Let them know you are listening to them and value their opinions.

  1. Balance between customer and employee experiences: good employee and customer experiences feed into each other. Employees who feel valued are more motivated to provide the best experience possible, and when they do, the customers’ satisfaction improves their own working experience, restarting the virtuous cycle.

Read more: Why businesses should invest in Customer Experience Management CXM

5 actions to incorporate CXM in your brand

Every business wants to provide a top-notch customer experience, but without a clear plan, it can easily become an unfulfilled objective. Vague goals won't lead to improvements.

The most successful brands we've worked with have incorporated customer experience improvement into their strategic planning, executive oversight, and day-to-day operations to internalize it into their core processes.

Here are 5 actions you can take include:

  • Have an executive sponsor from the C-Suite. Someone who is empowered to make changes and prioritize investment in customer experience improvement. With this kind of support, team members across the organization will be motivated to follow through with CX improvements.
  • Create an organizational structure with a team driving the organization forward in this focus area. This includes having someone with oversight over measurement management and improvement strategies. It's also important that the team be allocated the time and resources needed to accomplish their work properly.
  • Develop a customer-centric culture. You need employees who care about customers. It needs to become part of the brand’s DNA and enforced all the way from the leadership to the team members making it happen.
  • Strong experience management competencies. You need people who are trained and equipped with the right tools so they can design, improve, and deliver great experiences consistently.
  • Invest in data, technology, and processes to support measurement, management, and customer experience improvement. You need data analytics systems that help you understand what your customers want based on what they do in real-time so that you can better serve their needs and expectations. Without this critical first step, your team won't know if you're making progress or where you need to improve your efforts.

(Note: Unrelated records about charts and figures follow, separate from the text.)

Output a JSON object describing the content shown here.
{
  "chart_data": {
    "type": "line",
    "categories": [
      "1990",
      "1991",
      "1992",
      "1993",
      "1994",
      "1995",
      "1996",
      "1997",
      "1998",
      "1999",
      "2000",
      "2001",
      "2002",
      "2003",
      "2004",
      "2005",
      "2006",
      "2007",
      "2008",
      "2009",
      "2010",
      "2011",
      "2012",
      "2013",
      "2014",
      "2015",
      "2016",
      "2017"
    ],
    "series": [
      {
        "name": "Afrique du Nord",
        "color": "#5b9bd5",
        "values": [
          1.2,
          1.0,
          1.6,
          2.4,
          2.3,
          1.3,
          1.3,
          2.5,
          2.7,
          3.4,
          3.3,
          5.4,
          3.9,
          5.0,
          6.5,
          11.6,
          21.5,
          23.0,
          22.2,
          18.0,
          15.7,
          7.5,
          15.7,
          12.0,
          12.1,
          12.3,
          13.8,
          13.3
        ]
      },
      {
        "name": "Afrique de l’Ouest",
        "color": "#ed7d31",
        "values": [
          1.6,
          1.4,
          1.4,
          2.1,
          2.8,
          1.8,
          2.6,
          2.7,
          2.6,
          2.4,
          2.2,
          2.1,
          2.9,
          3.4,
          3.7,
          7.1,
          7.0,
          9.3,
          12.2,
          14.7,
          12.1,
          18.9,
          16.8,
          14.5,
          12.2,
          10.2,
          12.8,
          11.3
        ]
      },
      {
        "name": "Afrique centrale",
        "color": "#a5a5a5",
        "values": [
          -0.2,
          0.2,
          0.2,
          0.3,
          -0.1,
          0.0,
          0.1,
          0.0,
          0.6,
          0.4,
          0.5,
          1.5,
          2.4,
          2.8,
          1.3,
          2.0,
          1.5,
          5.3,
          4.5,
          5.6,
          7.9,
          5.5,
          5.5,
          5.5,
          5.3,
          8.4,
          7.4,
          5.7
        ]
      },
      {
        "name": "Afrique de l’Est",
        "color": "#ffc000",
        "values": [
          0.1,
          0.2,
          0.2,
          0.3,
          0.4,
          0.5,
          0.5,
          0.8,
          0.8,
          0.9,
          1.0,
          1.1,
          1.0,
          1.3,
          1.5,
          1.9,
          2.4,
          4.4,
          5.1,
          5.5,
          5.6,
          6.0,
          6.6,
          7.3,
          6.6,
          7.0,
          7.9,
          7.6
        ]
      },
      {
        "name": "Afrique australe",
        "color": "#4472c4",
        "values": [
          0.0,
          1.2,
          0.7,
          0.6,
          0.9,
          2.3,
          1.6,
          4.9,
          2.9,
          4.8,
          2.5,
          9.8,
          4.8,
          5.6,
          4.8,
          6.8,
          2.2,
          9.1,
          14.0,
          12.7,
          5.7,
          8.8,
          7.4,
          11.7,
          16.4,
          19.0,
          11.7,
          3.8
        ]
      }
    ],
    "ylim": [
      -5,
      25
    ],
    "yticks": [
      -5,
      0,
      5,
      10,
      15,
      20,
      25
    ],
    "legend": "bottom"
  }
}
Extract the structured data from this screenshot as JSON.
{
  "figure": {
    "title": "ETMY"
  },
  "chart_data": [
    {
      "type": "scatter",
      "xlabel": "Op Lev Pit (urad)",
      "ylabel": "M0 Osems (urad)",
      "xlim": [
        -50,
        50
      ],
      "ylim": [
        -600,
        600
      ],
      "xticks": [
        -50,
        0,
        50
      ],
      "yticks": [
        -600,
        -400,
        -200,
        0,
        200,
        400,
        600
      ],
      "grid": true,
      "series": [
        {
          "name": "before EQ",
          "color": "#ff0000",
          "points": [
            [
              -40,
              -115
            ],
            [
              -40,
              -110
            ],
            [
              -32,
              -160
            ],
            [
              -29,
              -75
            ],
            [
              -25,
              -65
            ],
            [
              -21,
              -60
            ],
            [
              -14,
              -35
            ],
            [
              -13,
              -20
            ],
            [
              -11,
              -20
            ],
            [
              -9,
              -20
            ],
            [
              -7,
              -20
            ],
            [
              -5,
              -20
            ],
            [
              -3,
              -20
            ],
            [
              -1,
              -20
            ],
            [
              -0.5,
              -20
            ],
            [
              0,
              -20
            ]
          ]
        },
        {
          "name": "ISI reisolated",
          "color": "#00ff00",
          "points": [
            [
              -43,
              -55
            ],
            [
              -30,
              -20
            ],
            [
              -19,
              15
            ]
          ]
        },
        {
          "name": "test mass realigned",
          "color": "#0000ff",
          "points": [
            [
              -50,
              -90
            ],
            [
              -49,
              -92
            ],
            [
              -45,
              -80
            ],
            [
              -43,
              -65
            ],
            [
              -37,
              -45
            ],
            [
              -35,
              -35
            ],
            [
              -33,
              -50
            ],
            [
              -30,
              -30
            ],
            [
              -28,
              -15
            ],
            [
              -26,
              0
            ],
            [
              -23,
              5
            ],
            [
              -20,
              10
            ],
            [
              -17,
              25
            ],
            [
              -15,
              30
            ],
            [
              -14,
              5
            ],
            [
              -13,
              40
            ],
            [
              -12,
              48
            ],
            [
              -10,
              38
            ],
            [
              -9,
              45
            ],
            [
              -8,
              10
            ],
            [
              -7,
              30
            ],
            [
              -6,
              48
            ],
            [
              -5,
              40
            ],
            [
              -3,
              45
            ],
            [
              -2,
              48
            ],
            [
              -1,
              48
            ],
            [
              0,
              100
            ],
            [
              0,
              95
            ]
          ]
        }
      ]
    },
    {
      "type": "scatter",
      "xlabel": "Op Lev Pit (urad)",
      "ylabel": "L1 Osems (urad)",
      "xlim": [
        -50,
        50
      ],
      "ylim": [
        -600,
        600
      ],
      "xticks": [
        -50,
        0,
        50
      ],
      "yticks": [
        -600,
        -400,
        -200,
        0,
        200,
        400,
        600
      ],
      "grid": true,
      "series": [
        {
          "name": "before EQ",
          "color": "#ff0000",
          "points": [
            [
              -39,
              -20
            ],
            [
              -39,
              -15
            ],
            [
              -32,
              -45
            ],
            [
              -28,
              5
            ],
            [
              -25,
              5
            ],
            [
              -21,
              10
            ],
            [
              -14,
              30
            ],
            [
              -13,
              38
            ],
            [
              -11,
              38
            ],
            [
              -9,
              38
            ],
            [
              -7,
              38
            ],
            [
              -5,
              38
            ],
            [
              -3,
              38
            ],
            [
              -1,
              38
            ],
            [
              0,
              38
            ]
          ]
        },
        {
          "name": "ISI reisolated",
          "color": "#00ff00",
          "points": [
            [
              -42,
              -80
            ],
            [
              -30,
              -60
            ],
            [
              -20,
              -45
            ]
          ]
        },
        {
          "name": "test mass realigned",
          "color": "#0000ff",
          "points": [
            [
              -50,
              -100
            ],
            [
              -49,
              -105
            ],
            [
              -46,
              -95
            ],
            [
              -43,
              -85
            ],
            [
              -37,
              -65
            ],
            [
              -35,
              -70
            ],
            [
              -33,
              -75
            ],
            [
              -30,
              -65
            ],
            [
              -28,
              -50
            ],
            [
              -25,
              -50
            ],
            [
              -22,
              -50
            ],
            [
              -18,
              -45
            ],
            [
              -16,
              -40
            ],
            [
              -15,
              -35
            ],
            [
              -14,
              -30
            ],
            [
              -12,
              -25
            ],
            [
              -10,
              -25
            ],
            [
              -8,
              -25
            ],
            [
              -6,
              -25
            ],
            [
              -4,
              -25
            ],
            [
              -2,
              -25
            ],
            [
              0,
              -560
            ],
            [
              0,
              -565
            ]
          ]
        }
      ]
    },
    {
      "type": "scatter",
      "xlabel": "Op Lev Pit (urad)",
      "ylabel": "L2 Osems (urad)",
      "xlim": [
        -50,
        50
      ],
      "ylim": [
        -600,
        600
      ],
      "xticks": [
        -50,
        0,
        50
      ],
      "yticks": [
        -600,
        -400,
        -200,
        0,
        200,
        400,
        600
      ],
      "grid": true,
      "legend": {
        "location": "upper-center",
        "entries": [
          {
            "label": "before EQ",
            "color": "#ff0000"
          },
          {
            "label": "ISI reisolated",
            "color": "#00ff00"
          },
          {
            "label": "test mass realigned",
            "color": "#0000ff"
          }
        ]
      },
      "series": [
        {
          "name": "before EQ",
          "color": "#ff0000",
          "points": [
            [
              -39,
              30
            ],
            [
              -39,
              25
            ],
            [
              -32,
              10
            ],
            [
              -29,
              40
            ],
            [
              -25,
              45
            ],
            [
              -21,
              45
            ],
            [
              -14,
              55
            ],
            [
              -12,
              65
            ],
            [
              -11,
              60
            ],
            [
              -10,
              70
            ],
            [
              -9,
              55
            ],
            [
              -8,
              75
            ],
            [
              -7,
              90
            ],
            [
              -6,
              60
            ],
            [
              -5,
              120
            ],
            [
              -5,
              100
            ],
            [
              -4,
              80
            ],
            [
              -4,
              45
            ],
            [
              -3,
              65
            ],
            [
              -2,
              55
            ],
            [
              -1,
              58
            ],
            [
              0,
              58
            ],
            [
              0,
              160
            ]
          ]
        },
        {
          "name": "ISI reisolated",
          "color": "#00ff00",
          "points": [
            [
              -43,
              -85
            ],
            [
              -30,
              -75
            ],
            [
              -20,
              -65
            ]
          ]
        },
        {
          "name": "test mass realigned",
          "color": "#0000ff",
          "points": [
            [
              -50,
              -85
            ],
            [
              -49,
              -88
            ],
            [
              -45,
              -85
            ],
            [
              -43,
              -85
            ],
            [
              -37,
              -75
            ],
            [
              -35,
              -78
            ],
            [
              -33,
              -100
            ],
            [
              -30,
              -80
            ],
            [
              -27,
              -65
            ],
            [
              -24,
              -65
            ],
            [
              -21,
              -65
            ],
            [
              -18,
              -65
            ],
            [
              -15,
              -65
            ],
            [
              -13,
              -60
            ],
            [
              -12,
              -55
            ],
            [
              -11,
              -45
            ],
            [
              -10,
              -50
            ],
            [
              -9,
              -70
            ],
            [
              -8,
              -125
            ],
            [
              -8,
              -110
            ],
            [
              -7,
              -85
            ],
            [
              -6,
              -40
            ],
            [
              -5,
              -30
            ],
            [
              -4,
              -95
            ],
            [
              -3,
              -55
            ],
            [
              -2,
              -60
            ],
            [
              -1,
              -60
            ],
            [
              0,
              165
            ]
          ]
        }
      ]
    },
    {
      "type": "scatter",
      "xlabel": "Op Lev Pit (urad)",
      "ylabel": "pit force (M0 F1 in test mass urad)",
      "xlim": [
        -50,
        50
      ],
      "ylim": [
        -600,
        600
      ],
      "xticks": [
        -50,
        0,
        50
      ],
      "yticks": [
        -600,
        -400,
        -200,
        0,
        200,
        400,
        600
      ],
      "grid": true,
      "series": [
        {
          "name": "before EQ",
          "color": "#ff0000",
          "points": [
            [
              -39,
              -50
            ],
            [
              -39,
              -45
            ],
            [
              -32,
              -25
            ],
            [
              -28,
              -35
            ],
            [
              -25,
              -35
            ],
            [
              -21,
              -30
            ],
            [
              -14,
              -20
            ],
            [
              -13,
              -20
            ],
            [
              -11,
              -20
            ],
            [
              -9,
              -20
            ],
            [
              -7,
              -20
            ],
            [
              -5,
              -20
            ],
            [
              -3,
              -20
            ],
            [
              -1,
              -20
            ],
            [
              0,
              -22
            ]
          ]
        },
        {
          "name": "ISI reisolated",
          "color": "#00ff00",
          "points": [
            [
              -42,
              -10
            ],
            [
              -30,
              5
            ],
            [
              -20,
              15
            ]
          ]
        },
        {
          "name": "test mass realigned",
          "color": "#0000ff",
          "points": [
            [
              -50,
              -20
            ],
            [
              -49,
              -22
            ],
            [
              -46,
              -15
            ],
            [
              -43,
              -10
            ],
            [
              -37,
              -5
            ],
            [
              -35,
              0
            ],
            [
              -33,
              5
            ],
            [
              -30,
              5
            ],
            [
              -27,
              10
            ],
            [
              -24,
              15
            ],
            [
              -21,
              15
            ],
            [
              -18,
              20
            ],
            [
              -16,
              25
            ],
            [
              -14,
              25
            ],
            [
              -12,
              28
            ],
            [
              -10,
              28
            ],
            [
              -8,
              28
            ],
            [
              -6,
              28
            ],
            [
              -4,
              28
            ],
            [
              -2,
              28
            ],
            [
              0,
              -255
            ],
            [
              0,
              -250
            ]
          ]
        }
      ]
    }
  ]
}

Read more: CMOs are embracing Customer Data Platforms to drive their marketing strategies

  • Develop specific strategies for addressing customer experience concerns at each phase of a customer's lifecycle with your company, from initial contact to resolution or ultimate conversion into brand advocate.

As we have seen, delivering great CXM doesn't happen by accident. It takes the effort of a team.

Dive deeper: 8 research-backed strategies to design a better customer experience.

Final thoughts

There is no better time than now to ask ourselves, “What do the experiences we provide mean to our customers?”.

If the experiences you provide leave lasting, satisfying impressions, you’ll have a better chance of riding out any storm.

Despite the possibility of declining spending power and rising costs, consumers will always have needs that brands can help with as long as they can recognize them.

Data has proven that those with a well-honed focus on high-quality experiences have a clear advantage over those whose products or services aren't providing the kind of value or utility their customers are looking for.

In the middle of uncertainty and unpredictability, focusing on CXM can help you deliver on your brand's promises and foster loyalty at times during which it’s hardest to come by.